An diese Patienten der behandlungsresistenten Form der Depression richtete sich die Phase-II-Studie des Teams um Guy Goodwin, den medizinischen Direktor von Compass Pathway. Alle 233 Patienten aus 22 Kliniken in Nordamerika und Europa haben mindestens zwei erfolglose Therapien mit Antidepressiva hinter sich. "Menschen mit dieser Erkrankung haben ein hohes Risiko für körperliche Erkrankungen, Behinderungen, Krankenhausaufenthalte und Suizid", heißt es in der Studie. Das Ziel der Untersuchung war es, die Sicherheit verschiedener Dosierungen von Psilocybin in der Version von Compass Pathways zu testen.
Beste Wirkung in der Hochdosisgruppe
Die Probanden nahmen einmalig eine Dosis des Psychedelikums ein. Dabei wussten sie nicht, welche Dosierung sie bekamen - 1 Milligramm, 10 Milligramm oder 25 Milligramm. Vor der Einnahme mussten alle Teilnehmer ihre Antidepressiva absetzen. Während die psychedelische Wirkung anhielt, was mindestens sechs Stunden dauerte, wurden sie psychologisch betreut und im Anschluss über zwölf Wochen hinweg beobachtet.
Nach drei Wochen zeigte sich in der Hochdosisgruppe eine deutliche Linderung der Depression im Vergleich zu den beiden anderen Gruppen, heißt es in der Studie. So ließen bei 29 Prozent der Patienten, die 25 Milligramm des Wirkstoffs bekamen, die Symptome deutlich nach. In der 10-Milligramm-Gruppe war nur bei 9 Prozent und in der 1-Milligramm-Gruppe nur bei 8 Prozent eine Verbesserung zu beobachten. Der Wirkstoff ziele auf Teile des Gehirns, die eng mit der Verarbeitung von Emotionen verbunden sind, erklärt der an der Studie beteiligte Psychiater James Rucker bei CNN.
Auf einen wichtigen Unterschied zu bisherigen Therapien weist Anthony Cleare, Professor für Psychopharmakologie und affektive Störungen am King's College in London, hin. "Die maximale Wirkung wurde am Tag nach der Behandlung beobachtet. Dies steht im Gegensatz zu Standard-Antidepressiva, bei denen es mehrere Wochen dauert, bis die maximale Wirkung erreicht wird", schreibt er als Unbeteiligter in einer Stellungnahme für das Science Media Center. Der Experte mahnt jedoch zur Vorsicht: Bevor Psilocybin zur Behandlung von Depressionen eingesetzt werden kann, müssen weitere Untersuchungen stattfinden. Denn "die Wirkung ließ nach drei Monaten nach und wir müssen wissen, wie wir am besten verhindern, dass die Depression zurückkehrt".
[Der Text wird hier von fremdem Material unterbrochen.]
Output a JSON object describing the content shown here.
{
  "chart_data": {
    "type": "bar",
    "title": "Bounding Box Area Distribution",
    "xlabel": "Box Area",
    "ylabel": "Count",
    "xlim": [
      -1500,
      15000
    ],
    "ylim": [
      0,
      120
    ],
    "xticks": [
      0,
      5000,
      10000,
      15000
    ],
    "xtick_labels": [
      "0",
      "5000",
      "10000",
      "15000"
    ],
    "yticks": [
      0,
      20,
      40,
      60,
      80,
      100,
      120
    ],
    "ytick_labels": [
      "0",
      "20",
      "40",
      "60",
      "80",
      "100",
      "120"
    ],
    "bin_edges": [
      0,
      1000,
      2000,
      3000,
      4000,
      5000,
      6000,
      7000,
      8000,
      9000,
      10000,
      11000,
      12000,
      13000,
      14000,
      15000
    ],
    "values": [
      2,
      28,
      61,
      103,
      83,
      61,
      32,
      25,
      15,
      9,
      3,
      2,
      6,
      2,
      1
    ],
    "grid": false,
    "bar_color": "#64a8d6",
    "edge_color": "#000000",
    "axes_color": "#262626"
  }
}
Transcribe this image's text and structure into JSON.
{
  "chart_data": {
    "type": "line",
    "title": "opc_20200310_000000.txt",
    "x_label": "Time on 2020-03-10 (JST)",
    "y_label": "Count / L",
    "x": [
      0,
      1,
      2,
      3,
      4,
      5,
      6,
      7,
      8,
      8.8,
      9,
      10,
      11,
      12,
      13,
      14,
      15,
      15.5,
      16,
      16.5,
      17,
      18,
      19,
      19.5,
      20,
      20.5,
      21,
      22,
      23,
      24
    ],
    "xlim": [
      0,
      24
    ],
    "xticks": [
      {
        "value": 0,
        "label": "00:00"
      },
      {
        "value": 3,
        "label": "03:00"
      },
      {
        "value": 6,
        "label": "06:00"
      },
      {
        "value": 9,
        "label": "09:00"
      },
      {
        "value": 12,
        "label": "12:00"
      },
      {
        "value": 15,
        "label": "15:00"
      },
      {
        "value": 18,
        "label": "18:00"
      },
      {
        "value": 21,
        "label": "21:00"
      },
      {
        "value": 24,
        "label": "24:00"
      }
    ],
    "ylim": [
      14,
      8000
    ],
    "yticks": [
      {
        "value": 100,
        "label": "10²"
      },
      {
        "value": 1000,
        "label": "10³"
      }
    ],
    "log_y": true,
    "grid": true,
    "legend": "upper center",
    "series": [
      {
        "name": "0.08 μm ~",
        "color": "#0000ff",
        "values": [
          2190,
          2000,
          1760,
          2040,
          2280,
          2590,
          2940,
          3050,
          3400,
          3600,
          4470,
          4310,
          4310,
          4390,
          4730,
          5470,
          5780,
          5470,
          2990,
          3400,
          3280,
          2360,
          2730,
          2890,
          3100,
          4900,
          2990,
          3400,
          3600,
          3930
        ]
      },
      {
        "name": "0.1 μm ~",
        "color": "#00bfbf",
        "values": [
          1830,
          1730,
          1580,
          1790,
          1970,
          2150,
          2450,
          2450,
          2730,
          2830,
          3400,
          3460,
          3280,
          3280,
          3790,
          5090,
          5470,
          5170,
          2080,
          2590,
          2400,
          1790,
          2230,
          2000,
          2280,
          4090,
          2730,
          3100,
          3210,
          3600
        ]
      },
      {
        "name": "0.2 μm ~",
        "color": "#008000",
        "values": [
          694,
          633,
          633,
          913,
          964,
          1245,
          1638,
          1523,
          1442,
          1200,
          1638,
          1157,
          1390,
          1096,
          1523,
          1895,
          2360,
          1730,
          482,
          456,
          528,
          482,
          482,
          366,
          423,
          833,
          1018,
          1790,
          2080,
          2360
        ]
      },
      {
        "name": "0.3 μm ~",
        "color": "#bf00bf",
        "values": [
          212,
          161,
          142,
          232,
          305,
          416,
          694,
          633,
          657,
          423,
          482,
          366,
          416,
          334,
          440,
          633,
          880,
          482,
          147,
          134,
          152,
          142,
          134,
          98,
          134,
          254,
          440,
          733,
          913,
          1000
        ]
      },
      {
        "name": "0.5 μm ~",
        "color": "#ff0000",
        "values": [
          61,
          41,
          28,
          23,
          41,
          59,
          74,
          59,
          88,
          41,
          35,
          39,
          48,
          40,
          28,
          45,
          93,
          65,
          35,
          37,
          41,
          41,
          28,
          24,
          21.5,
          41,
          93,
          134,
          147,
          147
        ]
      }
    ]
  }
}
Leichte Nebenwirkungen bei vielen Probanden
Tatsächlich berichteten nur 20 Prozent der Hochdosis-Gruppe von einem langanhaltenden Effekt, in der 1-Milligramm-Gruppe waren es nur zehn Prozent. Außerdem wurden rund ein Drittel aller Probanden, die 25 Milligramm des Wirkstoffs erhielten, ab der dritten Woche zusätzlich gegen Depression behandelt.
Auch berichtet die Studie bei 179 von 233 Teilnehmern über Nebenwirkungen. Neben Kopfschmerzen, Übelkeit und Schwindel kam es in allen Gruppen vereinzelt zu Selbstmordgedanken, Selbstverletzungen oder suizidalem Verhalten. Diese Verhaltensweisen sind "in Studien über behandlungsresistente Depressionen üblich - die meisten Fälle traten mehr als eine Woche nach der Comp360-Psilocybin-Sitzung auf", schreibt das Unternehmen auf seiner Website.
Die Psychobiologin Bertha Madras, die das Labor für Suchtneurobiologie am McLean Hospital der Harvard Medical School leitet, hält die Studie in einem Artikel für "sowohl verblüffend als auch ernüchternd". So habe die hohe Dosis zwar zu einer Linderung der Symptome geführt, allerdings konnte die Studie die hohe Wirksamkeit aus vorangegangenen, kleineren Studien nicht bestätigen.
Die Autoren der Untersuchung halten weitere Studien für notwendig, "um die Wirksamkeit und Sicherheit von Psilocybin" zur Behandlung von Depressionen zu bestimmen. Die Firma Compass Pathways kündigte trotz der ernüchternden Ergebnisse eine Phase-III-Zulassungsstudie für ihren Wirkstoff an.